File API: failed write >~1KB seems to lock the data volume for the rest of the session

AH!

Okay I captured geterr() at the write call, here’s the actual output from my console:

cart-save: header write rc=32, geterr=‘Not found’
cart-save: chip0 write rc=-1, geterr=‘I/O error’
cart-save: chip0 short-write (-1/524288)
cart-save: post-fail close rc=0, geterr=‘I/O error’
integration selftest: PASS T5 post-overwrite (chip0 dirty) = 0x0
cart-save: no save file at scratch/selftest_cart.bin
integration selftest: FAIL T5 load_save returned true
integration selftest: FAIL T5 byte restored from save file = 0x0 (expected 0xAA)
integration selftest: done — 28 pass, 2 fail

The immediate failure is "I/O error", not 1414. 1414 only appears on the next path-resolving call!

Okay, that makes sense. Looks like uC-FS sets the volume state to "open" (which I guess means not mounted?) when it runs into an i/o error. I tested the devices I have on hand and found three that are showing this. I rolled them back to 3.0.0, no difference. :thinking: Another interesting thing is that they're all rev 1 units. Do you know which hardware version you have? If you plug the device in while the simulator is running you'll see the device's response to the version serial command show up in the console window. If pcbver is 0x01 that's rev. 1, 0x13 is rev. 2.

Now that I have a unit that reproduces this I can dive down into the eMMC driver where the i/o error is coming from. It's a spooky place, lots of "I have no idea why this works but if you touch it you'll break it" code down there. I'll let you know what I find!

1 Like

Rev 1!

Dang, so we found two issues but they’ve been around for a while, what in tarnation.

Btw “a spooky place” is the perfect way to describe driver-land hahahaha.

Turns out the problem is the SD/MMC peripheral is throwing a FIFO TX underrun, no idea why. I'll continue digging, but a possible workaround is to do the startup code in the update callback instead of the kEventInit handler. An easy way to make that change is to move that code into a separate function (if it's not already) and set it as your update callback, then in that function call setUpdateCallback again to set it to the real update function. But hopefully I can find a fix for this in the firmware so the workaround (if it even works) isn't needed.

3 Likes

You are a wizard. Let me know if I can help test with anything! Thank you for what you do.

Okay, I have a fix for 3.1. It's dumb simple and I'm embarrassed it took me this long to find it. I don't know exactly how the fix works, what gears that weren't meshing properly are now, but it was just a matter of adding a tiny delay in the retry loop after we get that FIFO error. I saw pretty quickly that delays helped as I was adding some log outputs but it took a while to figure out the right place to put them.

Anyway!
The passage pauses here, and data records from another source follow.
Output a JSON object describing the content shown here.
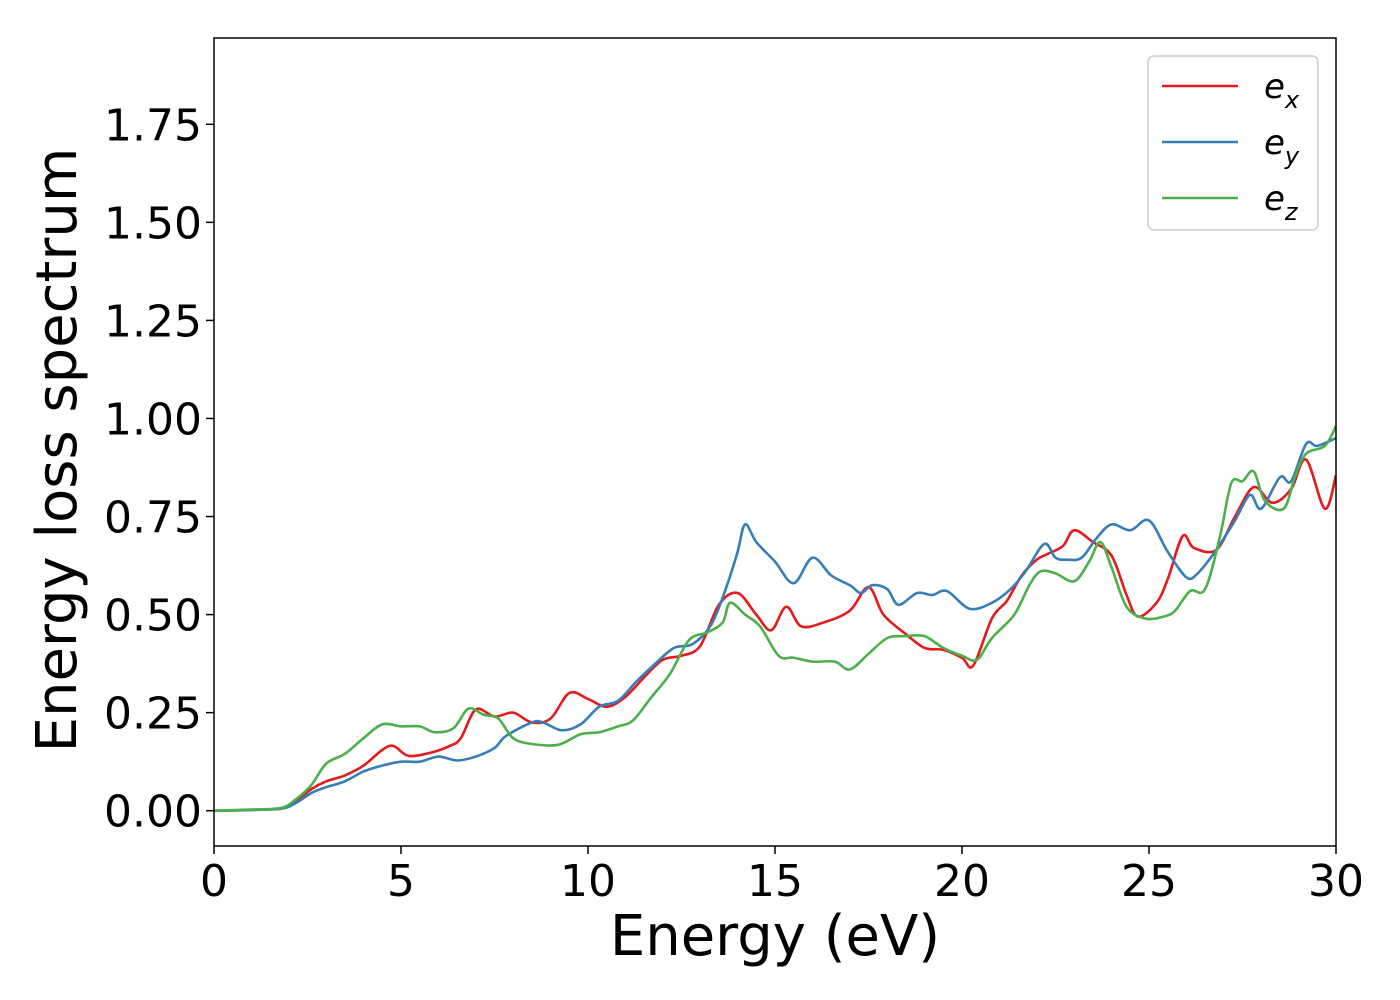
{
  "chart_data": {
    "type": "line",
    "title": "",
    "xlabel": "Energy (eV)",
    "ylabel": "Energy loss spectrum",
    "xlim": [
      0,
      30
    ],
    "ylim": [
      -0.09,
      1.97
    ],
    "xticks": [
      0,
      5,
      10,
      15,
      20,
      25,
      30
    ],
    "xtick_labels": [
      "0",
      "5",
      "10",
      "15",
      "20",
      "25",
      "30"
    ],
    "yticks": [
      0,
      0.25,
      0.5,
      0.75,
      1.0,
      1.25,
      1.5,
      1.75
    ],
    "ytick_labels": [
      "0.00",
      "0.25",
      "0.50",
      "0.75",
      "1.00",
      "1.25",
      "1.50",
      "1.75"
    ],
    "grid": false,
    "legend_position": "top-right",
    "series": [
      {
        "name": "ex",
        "label_base": "e",
        "label_sub": "x",
        "color": "#e41a1c",
        "points": [
          [
            0,
            0
          ],
          [
            1,
            0.002
          ],
          [
            1.8,
            0.006
          ],
          [
            2.2,
            0.025
          ],
          [
            2.6,
            0.055
          ],
          [
            3,
            0.075
          ],
          [
            3.5,
            0.09
          ],
          [
            4,
            0.115
          ],
          [
            4.5,
            0.155
          ],
          [
            4.8,
            0.165
          ],
          [
            5.2,
            0.14
          ],
          [
            5.8,
            0.148
          ],
          [
            6.3,
            0.165
          ],
          [
            6.6,
            0.185
          ],
          [
            7,
            0.258
          ],
          [
            7.5,
            0.24
          ],
          [
            8,
            0.25
          ],
          [
            8.5,
            0.225
          ],
          [
            9,
            0.235
          ],
          [
            9.5,
            0.3
          ],
          [
            10,
            0.285
          ],
          [
            10.5,
            0.265
          ],
          [
            11,
            0.29
          ],
          [
            11.5,
            0.34
          ],
          [
            12,
            0.385
          ],
          [
            12.5,
            0.395
          ],
          [
            13,
            0.42
          ],
          [
            13.5,
            0.525
          ],
          [
            14,
            0.555
          ],
          [
            14.5,
            0.5
          ],
          [
            14.9,
            0.46
          ],
          [
            15.3,
            0.52
          ],
          [
            15.7,
            0.47
          ],
          [
            16.3,
            0.48
          ],
          [
            17,
            0.51
          ],
          [
            17.5,
            0.57
          ],
          [
            17.9,
            0.5
          ],
          [
            18.5,
            0.45
          ],
          [
            19,
            0.415
          ],
          [
            19.5,
            0.41
          ],
          [
            20,
            0.39
          ],
          [
            20.3,
            0.37
          ],
          [
            20.8,
            0.49
          ],
          [
            21.2,
            0.535
          ],
          [
            21.6,
            0.6
          ],
          [
            22,
            0.64
          ],
          [
            22.3,
            0.655
          ],
          [
            22.7,
            0.675
          ],
          [
            23,
            0.715
          ],
          [
            23.5,
            0.685
          ],
          [
            24,
            0.65
          ],
          [
            24.4,
            0.55
          ],
          [
            24.7,
            0.495
          ],
          [
            25.2,
            0.53
          ],
          [
            25.5,
            0.59
          ],
          [
            25.9,
            0.7
          ],
          [
            26.2,
            0.67
          ],
          [
            26.8,
            0.665
          ],
          [
            27.3,
            0.75
          ],
          [
            27.8,
            0.825
          ],
          [
            28.3,
            0.785
          ],
          [
            28.8,
            0.82
          ],
          [
            29.2,
            0.895
          ],
          [
            29.7,
            0.77
          ],
          [
            30,
            0.855
          ]
        ]
      },
      {
        "name": "ey",
        "label_base": "e",
        "label_sub": "y",
        "color": "#377eb8",
        "points": [
          [
            0,
            0
          ],
          [
            1,
            0.002
          ],
          [
            1.8,
            0.005
          ],
          [
            2.2,
            0.02
          ],
          [
            2.6,
            0.045
          ],
          [
            3,
            0.06
          ],
          [
            3.5,
            0.075
          ],
          [
            4,
            0.1
          ],
          [
            4.5,
            0.115
          ],
          [
            5,
            0.125
          ],
          [
            5.5,
            0.125
          ],
          [
            6,
            0.138
          ],
          [
            6.5,
            0.128
          ],
          [
            7,
            0.138
          ],
          [
            7.5,
            0.16
          ],
          [
            7.8,
            0.19
          ],
          [
            8.5,
            0.225
          ],
          [
            8.8,
            0.225
          ],
          [
            9.3,
            0.205
          ],
          [
            9.8,
            0.22
          ],
          [
            10.3,
            0.265
          ],
          [
            10.8,
            0.28
          ],
          [
            11.3,
            0.33
          ],
          [
            11.8,
            0.375
          ],
          [
            12.3,
            0.415
          ],
          [
            12.8,
            0.425
          ],
          [
            13.3,
            0.475
          ],
          [
            13.7,
            0.57
          ],
          [
            14,
            0.66
          ],
          [
            14.2,
            0.73
          ],
          [
            14.5,
            0.685
          ],
          [
            15,
            0.635
          ],
          [
            15.5,
            0.58
          ],
          [
            16,
            0.645
          ],
          [
            16.5,
            0.6
          ],
          [
            17,
            0.575
          ],
          [
            17.3,
            0.555
          ],
          [
            17.6,
            0.575
          ],
          [
            18,
            0.565
          ],
          [
            18.3,
            0.525
          ],
          [
            18.8,
            0.555
          ],
          [
            19.2,
            0.55
          ],
          [
            19.6,
            0.56
          ],
          [
            20.2,
            0.515
          ],
          [
            20.8,
            0.53
          ],
          [
            21.3,
            0.565
          ],
          [
            21.7,
            0.61
          ],
          [
            22.2,
            0.68
          ],
          [
            22.5,
            0.645
          ],
          [
            22.8,
            0.64
          ],
          [
            23.2,
            0.645
          ],
          [
            23.6,
            0.695
          ],
          [
            24,
            0.73
          ],
          [
            24.5,
            0.715
          ],
          [
            25,
            0.74
          ],
          [
            25.5,
            0.66
          ],
          [
            26,
            0.595
          ],
          [
            26.3,
            0.605
          ],
          [
            26.8,
            0.665
          ],
          [
            27.3,
            0.74
          ],
          [
            27.7,
            0.805
          ],
          [
            28,
            0.77
          ],
          [
            28.5,
            0.85
          ],
          [
            28.8,
            0.84
          ],
          [
            29.2,
            0.935
          ],
          [
            29.5,
            0.93
          ],
          [
            30,
            0.95
          ]
        ]
      },
      {
        "name": "ez",
        "label_base": "e",
        "label_sub": "z",
        "color": "#4daf4a",
        "points": [
          [
            0,
            0
          ],
          [
            1,
            0.003
          ],
          [
            1.8,
            0.007
          ],
          [
            2.2,
            0.03
          ],
          [
            2.6,
            0.065
          ],
          [
            3,
            0.12
          ],
          [
            3.5,
            0.145
          ],
          [
            4,
            0.185
          ],
          [
            4.5,
            0.22
          ],
          [
            5,
            0.215
          ],
          [
            5.5,
            0.215
          ],
          [
            5.9,
            0.2
          ],
          [
            6.4,
            0.21
          ],
          [
            6.8,
            0.26
          ],
          [
            7.2,
            0.245
          ],
          [
            7.6,
            0.235
          ],
          [
            8,
            0.185
          ],
          [
            8.5,
            0.17
          ],
          [
            9.2,
            0.168
          ],
          [
            9.8,
            0.195
          ],
          [
            10.3,
            0.2
          ],
          [
            10.8,
            0.215
          ],
          [
            11.2,
            0.23
          ],
          [
            11.7,
            0.29
          ],
          [
            12.2,
            0.35
          ],
          [
            12.7,
            0.435
          ],
          [
            13.2,
            0.455
          ],
          [
            13.6,
            0.48
          ],
          [
            13.8,
            0.53
          ],
          [
            14.2,
            0.5
          ],
          [
            14.6,
            0.47
          ],
          [
            15.1,
            0.395
          ],
          [
            15.5,
            0.39
          ],
          [
            16,
            0.38
          ],
          [
            16.6,
            0.38
          ],
          [
            17,
            0.36
          ],
          [
            17.5,
            0.4
          ],
          [
            18,
            0.44
          ],
          [
            18.5,
            0.445
          ],
          [
            19,
            0.445
          ],
          [
            19.5,
            0.415
          ],
          [
            20,
            0.395
          ],
          [
            20.4,
            0.385
          ],
          [
            20.8,
            0.44
          ],
          [
            21.4,
            0.5
          ],
          [
            21.8,
            0.575
          ],
          [
            22.1,
            0.61
          ],
          [
            22.5,
            0.605
          ],
          [
            23,
            0.585
          ],
          [
            23.4,
            0.635
          ],
          [
            23.7,
            0.685
          ],
          [
            24,
            0.62
          ],
          [
            24.4,
            0.52
          ],
          [
            24.9,
            0.49
          ],
          [
            25.4,
            0.495
          ],
          [
            25.7,
            0.51
          ],
          [
            26.1,
            0.56
          ],
          [
            26.5,
            0.565
          ],
          [
            26.9,
            0.7
          ],
          [
            27.2,
            0.835
          ],
          [
            27.5,
            0.84
          ],
          [
            27.8,
            0.865
          ],
          [
            28.1,
            0.79
          ],
          [
            28.6,
            0.77
          ],
          [
            28.9,
            0.85
          ],
          [
            29.2,
            0.91
          ],
          [
            29.7,
            0.93
          ],
          [
            30,
            0.98
          ]
        ]
      }
    ]
  }
}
I don't think there's any viable workaround in user space for this because the filesystem is helpfully unmounting the disk as soon as it sees the error. Writing 1KB at a time might work but it'll be slow, maybe slow enough to trigger the 10 s watchdog timer. If you want to test out the fix before 3.1 ships (by the end of the month hopefully?) DM me your serial # and I'll send you a firmware build.

2 Likes